Psychiatric and cardiometabolic disorders are associated through bidirectional and overlapping pathways, including inflammation and stress biology, rather than a single causal mechanism.
Psychiatric and cardiometabolic disorders share bidirectional pathways, highlighting the need for routine metabolic screening and integrated care in psychiatric patients.

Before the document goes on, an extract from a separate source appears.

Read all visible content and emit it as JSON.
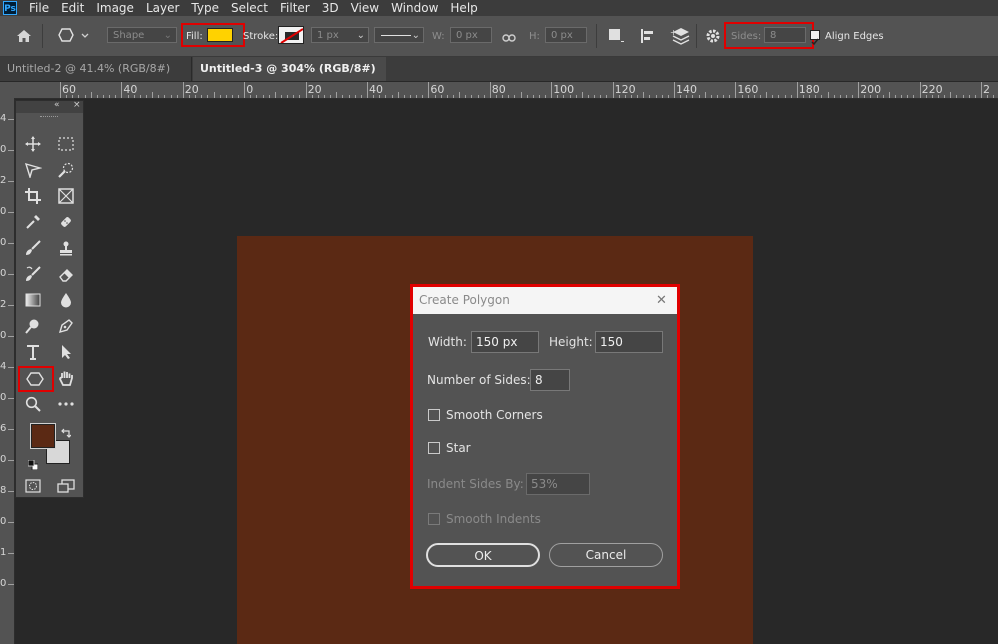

Psychiatric disorders and cardiometabolic disease (CMD) frequently coexist and contribute to substantial morbidity, premature mortality, and reduced quality of life. Although this association is increasingly recognized, the shared biological and clinical pathways linking mental illness with metabolic dysfunction remain incompletely defined. This article is a narrative review that examines recent evidence on mechanisms connecting depression, anxiety, schizophrenia, severe mental illness (SMI), obesity, insulin resistance, diabetes, dyslipidemia, hypertension, and cardiovascular disease. A narrative review approach was used, with literature identified from major biomedical databases and prioritized according to relevance to shared psychiatric-metabolic mechanisms, clinical significance, recency, and methodological strength. The review focuses on chronic low-grade inflammation, hypothalamic-pituitary-adrenal (HPA) axis dysregulation, insulin resistance, oxidative stress, mitochondrial dysfunction, altered brain energy metabolism, gut microbiome disruption, sleep and circadian disturbance, psychotropic medication effects, and behavioral and social determinants. Current evidence suggests that psychiatric and cardiometabolic disorders are associated through bidirectional and overlapping pathways rather than a single causal mechanism. Metabolic dysfunction may be associated with worsening psychiatric symptoms through inflammatory, neuroendocrine, and neurotrophic effects, while psychiatric illness may increase cardiometabolic risk (CMR) through stress biology, lifestyle factors, medication exposure, and fragmented healthcare access. Antipsychotic-associated weight gain and glucose-lipid abnormalities remain important, but metabolic changes may also precede long-term treatment exposure, particularly in psychotic disorders. These findings support routine metabolic screening, early risk stratification, individualized psychotropic prescribing, lifestyle intervention, and integrated care involving psychiatry, primary care, endocrinology, cardiology, nutrition, and behavioral health services. Future longitudinal studies and randomized trials are needed to clarify causality and evaluate interventions that improve both psychiatric and cardiometabolic outcomes. Metabolic health should be considered a core component of psychiatric assessment and management.
Mohanty et al. (Thu,) conducted a review in Psychiatric disorders and cardiometabolic disease. Shared biological and clinical pathways was evaluated. Psychiatric and cardiometabolic disorders are associated through bidirectional and overlapping pathways, including inflammation and stress biology, rather than a single causal mechanism.